Царица Соусов и та внушает мне Любовь, и эта любовь чиста, ибо Царица Соусов большая, толстая и ходит сильно наклонясь вперед – зад у нее непомерно велик, да и бюст тоже; смешивая свои соусы, то коричневый, то бешамель к рыбе, она заодно прижимает меня к себе, так что дышать почти нечем, прижимает к себе, будто родное дитя, да она так и говорит: «Сиднер, маленький мой, как же ты вырос», а я стараюсь уткнуться головой в великое тепло, и все молчит, и мгновение длится долго, и все затихает, и я думаю, что, не будь белого халата, и сорочки, и прочей ее одежды, я мог бы схорониться меж ее грудей, ведь, насколько я понимаю, мужа у нее нет, одни только соусы, да звонкая ложка, да мутовка – ими она с утра до вечера снимает пробу, смакует, думая лишь о том, не добавить ли соли или сахару, и я много раз представлял себе, как она что-нибудь забудет вечером на кухне, а я найду и отправлюсь к ней домой, и она скажет, что постель у нее холодная, но очков она не носит, забывают же обычно именно очки.

Позднее, тем же вечером.

И о Лелль-Мерте были у меня чувственные мысли, когда она по утрам заходила на кухню с дарами леса: грибами, брусникой, лесной малиной, березовыми вениками и букетами диких цветов для ресторана. Я прямо воочию видел, как она, совсем одна, ходит по Мшистым Землям, н-да, в воображении я много занимался ею, ведь расселины и луга здешних мест дышат сладострастием, благоуханны и торжественны что утром, что вечером, но больше, пожалуй, утром, когда нет комаров, которых я ужасно боюсь, – даже если в комнате один-единственный комар, не засну, пока не прихлопну его. Улыбка Лелль-Мерты блуждает вокруг, а я, намазывая бутерброды к похоронам или к свадьбе, вижу – и говорю это тебе, сынок, чтобы предстать перед тобою без прикрас, – вижу, как она босиком и без трусиков идет по брусничнику, чаще там, чем по грибному лесу, ведь грибы растут под густыми деревьями, не пропускающими свет, кроме шампиньонов, которых полным-полно в чистом поле, но чистое поле выставлено на всеобщее обозрение, так вот, она без трусиков идет в моем воображении, а я спрашиваю: «На той неделе у нас будет большой банкет, потребуется много лесных даров, так, может, я помогу тебе все собрать и отнести домой, Лелль-Мерта?» – и она проведет ладонью по лбу, и поднимет голову, по обыкновению склонив ее набок, и засмеется Непринужденным Смехом. «А что, неплохая мысль». И добавит, чтобы на кухне не подумали дурного: «Руки у меня ужас как устают, вот в чем дело».

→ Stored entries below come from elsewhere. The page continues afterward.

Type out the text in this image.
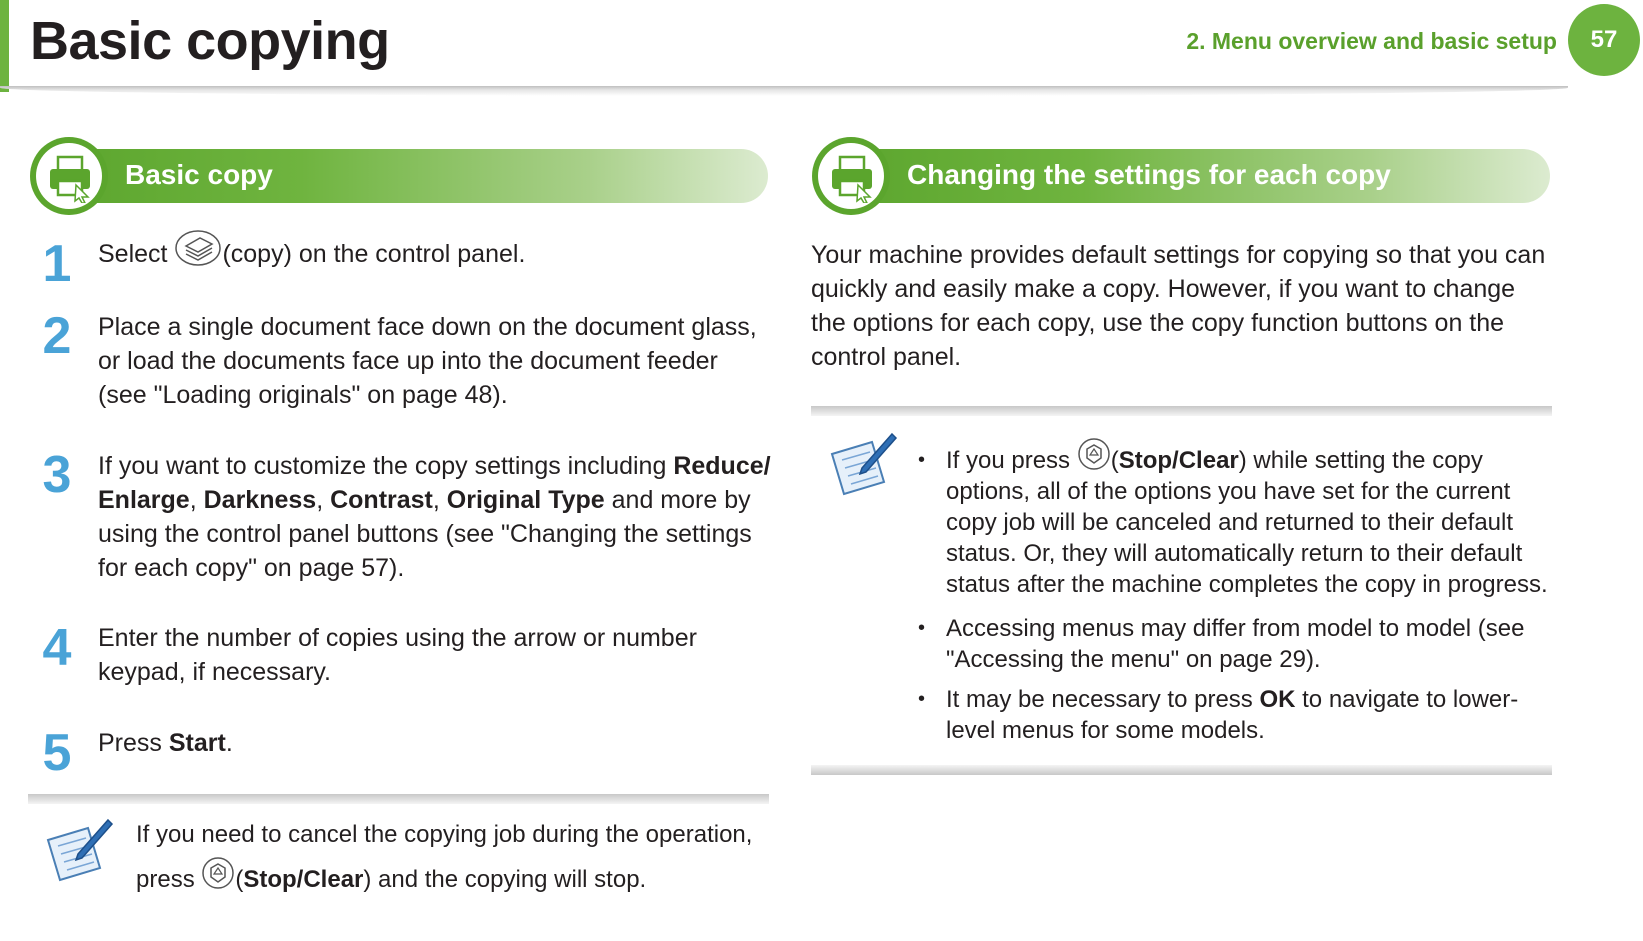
Basic copying	2. Menu overview and basic setup 57
Basic copy
1	Select (copy) on the control panel.
2	Place a single document face down on the document glass, or load the documents face up into the document feeder (see "Loading originals" on page 48).
3	If you want to customize the copy settings including Reduce/​Enlarge, Darkness, Contrast, Original Type and more by using the control panel buttons (see "Changing the settings for each copy" on page 57).
4	Enter the number of copies using the arrow or number keypad, if necessary.
5	Press Start.
If you need to cancel the copying job during the operation,
press (Stop/Clear) and the copying will stop.
Changing the settings for each copy
Your machine provides default settings for copying so that you can quickly and easily make a copy. However, if you want to change the options for each copy, use the copy function buttons on the control panel.
• If you press (Stop/Clear) while setting the copy options, all of the options you have set for the current copy job will be canceled and returned to their default status. Or, they will automatically return to their default status after the machine completes the copy in progress.
• Accessing menus may differ from model to model (see "Accessing the menu" on page 29).
• It may be necessary to press OK to navigate to lower-level menus for some models.
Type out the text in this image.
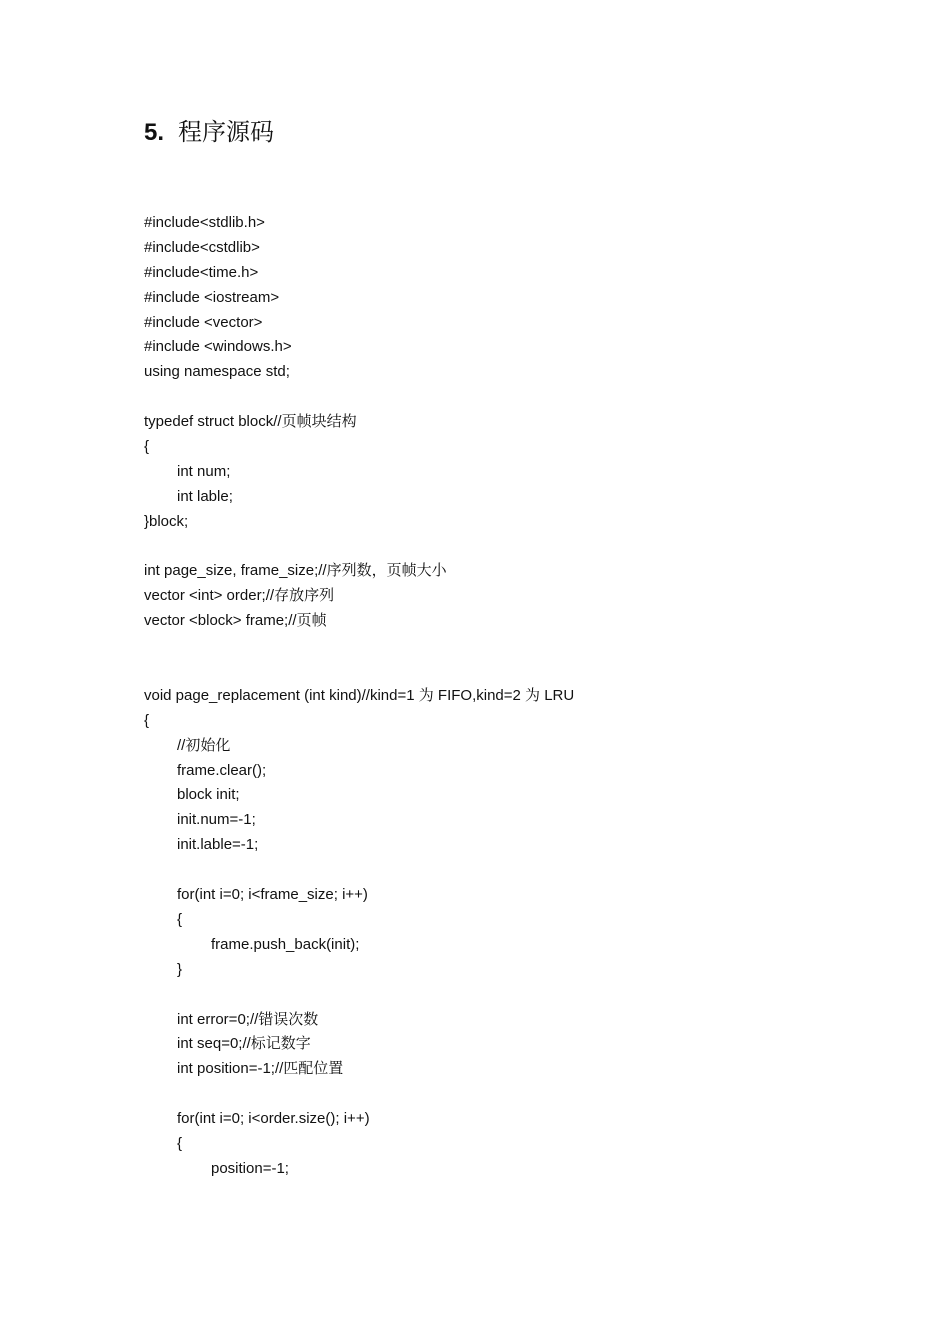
5. 程序源码
#include<stdlib.h>
#include<cstdlib>
#include<time.h>
#include <iostream>
#include <vector>
#include <windows.h>
using namespace std;
typedef struct block//页帧块结构
{
int num;
int lable;
}block;
int page_size, frame_size;//序列数，页帧大小
vector <int> order;//存放序列
vector <block> frame;//页帧
void page_replacement (int kind)//kind=1 为 FIFO,kind=2 为 LRU
{
//初始化
frame.clear();
block init;
init.num=-1;
init.lable=-1;
for(int i=0; i<frame_size; i++)
{
frame.push_back(init);
}
int error=0;//错误次数
int seq=0;//标记数字
int position=-1;//匹配位置
for(int i=0; i<order.size(); i++)
{
position=-1;
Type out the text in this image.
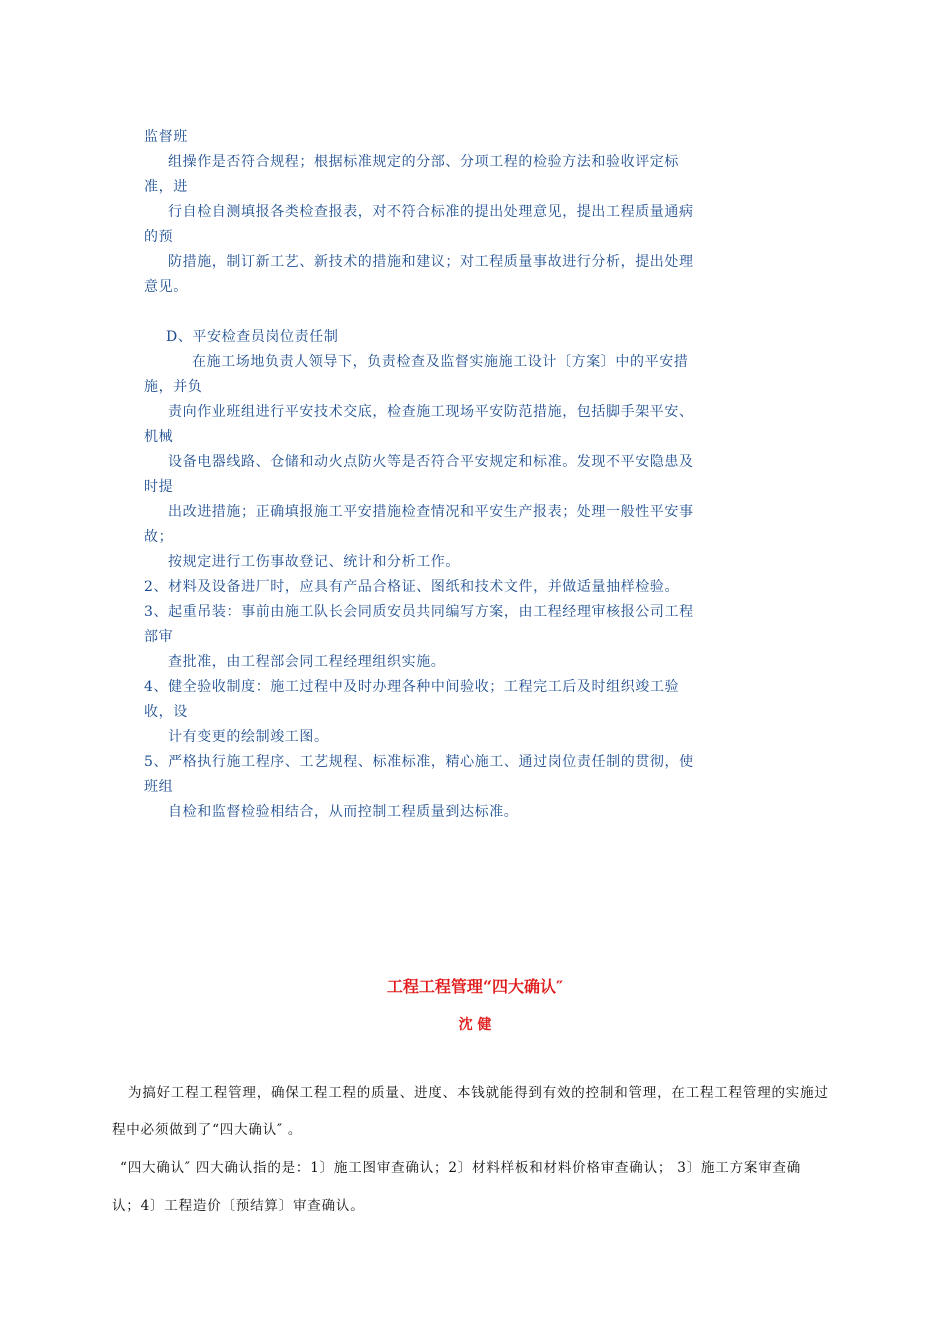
监督班
组操作是否符合规程；根据标准规定的分部、分项工程的检验方法和验收评定标
准，进
行自检自测填报各类检查报表，对不符合标准的提出处理意见，提出工程质量通病
的预
防措施，制订新工艺、新技术的措施和建议；对工程质量事故进行分析，提出处理
意见。
D、平安检查员岗位责任制
在施工场地负责人领导下，负责检查及监督实施施工设计〔方案〕中的平安措
施，并负
责向作业班组进行平安技术交底，检查施工现场平安防范措施，包括脚手架平安、
机械
设备电器线路、仓储和动火点防火等是否符合平安规定和标准。发现不平安隐患及
时提
出改进措施；正确填报施工平安措施检查情况和平安生产报表；处理一般性平安事
故；
按规定进行工伤事故登记、统计和分析工作。
2、材料及设备进厂时，应具有产品合格证、图纸和技术文件，并做适量抽样检验。
3、起重吊装：事前由施工队长会同质安员共同编写方案，由工程经理审核报公司工程
部审
查批准，由工程部会同工程经理组织实施。
4、健全验收制度：施工过程中及时办理各种中间验收；工程完工后及时组织竣工验
收，设
计有变更的绘制竣工图。
5、严格执行施工程序、工艺规程、标准标准，精心施工、通过岗位责任制的贯彻，使
班组
自检和监督检验相结合，从而控制工程质量到达标准。
工程工程管理“四大确认″
沈 健
为搞好工程工程管理，确保工程工程的质量、进度、本钱就能得到有效的控制和管理，在工程工程管理的实施过
程中必须做到了“四大确认″ 。
“四大确认″ 四大确认指的是：1〕施工图审查确认；2〕材料样板和材料价格审查确认； 3〕施工方案审查确
认；4〕工程造价〔预结算〕审查确认。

Утром я приезжаю на велосипеде, мы долго молча собираем грибы и ягоды, причем, когда она нагибается за ягодой, я все время держусь на полшага позади и вижу, что ноги у нее голые и трусиков нету, но молчание мое столь велико, что она оборачивается и говорит: «Какой ты молчаливый, Сиднер», – а я не в силах ответить, горло пересохло, вся кожа на теле так натянута, что вздохнуть боязно, и она кладет свою руку поверх моей, а рубашку-то я снял (из-за жары), и ее ладонь как бы невзначай скользит вверх, к плечу, потом по груди, мы крепко обнимаемся и падаем в мягкий мох, и она – самой-то трусы снимать не надо, их нет, – стаскивает с меня брюки, чтоб «мы были одинаковые», берет мой член, а после мы становимся единой Плотью на Священной Земле, день такой погожий, безоблачный, ни комаров, ни ос, ни острых камней и иной чертовщины, и ей это ничего не стоит, ведь соитие наше из тех, где Грех мал, но велика Необходимость.

* * *

Но поскольку касательно таких вещей мой рот запечатан Сухостью, подобно выставленному на солнце бельевому корыту, которое сплошь покрывается трещинами, надумал я все же облегчить свое бедственное положение с помощью Очков, ведь, как я уже говорил, именно очки люди вечно забывают, а стало быть, можно завесть себе такие, не слишком сильные, зрение-то у меня без изъяна, очень даже острое, поистине излишний дар Создателя, потому что смотреть тут не на что, – завесть очки и оставлять их в Определенных Местах, к примеру на ночных столиках у Светлых Женщин, или как бы ненароком «забывать» на подзеркальниках, когда я, по их просьбе, меняю лампочки (это случается регулярно), а в очечнике – мое имя, и точный адрес квартиры над гостиницей, и записочка, будто подсунутая туда некой женщиной, которая благодарит за Любовь и как бы с удивлением описывает квартиру, «где ты одинок в большой кровати» или вроде того, а заодно точно указывает местонахождение черной лестницы и широкие возможности незаметно «прошмыгнуть» в свой номер. Только ничего из этого не выйдет, ведь штатная наша уборщица Грета Юнссон – баптистка, глаза у нее злые, смотрят всегда с досадой, что говорит о разочарованности во всем связанном с ее полом.

30 сент.

Про Лелль-Мерту Царица Соусов сказала, что она слабовата умом, но не телом. Из-за этого не мог спать.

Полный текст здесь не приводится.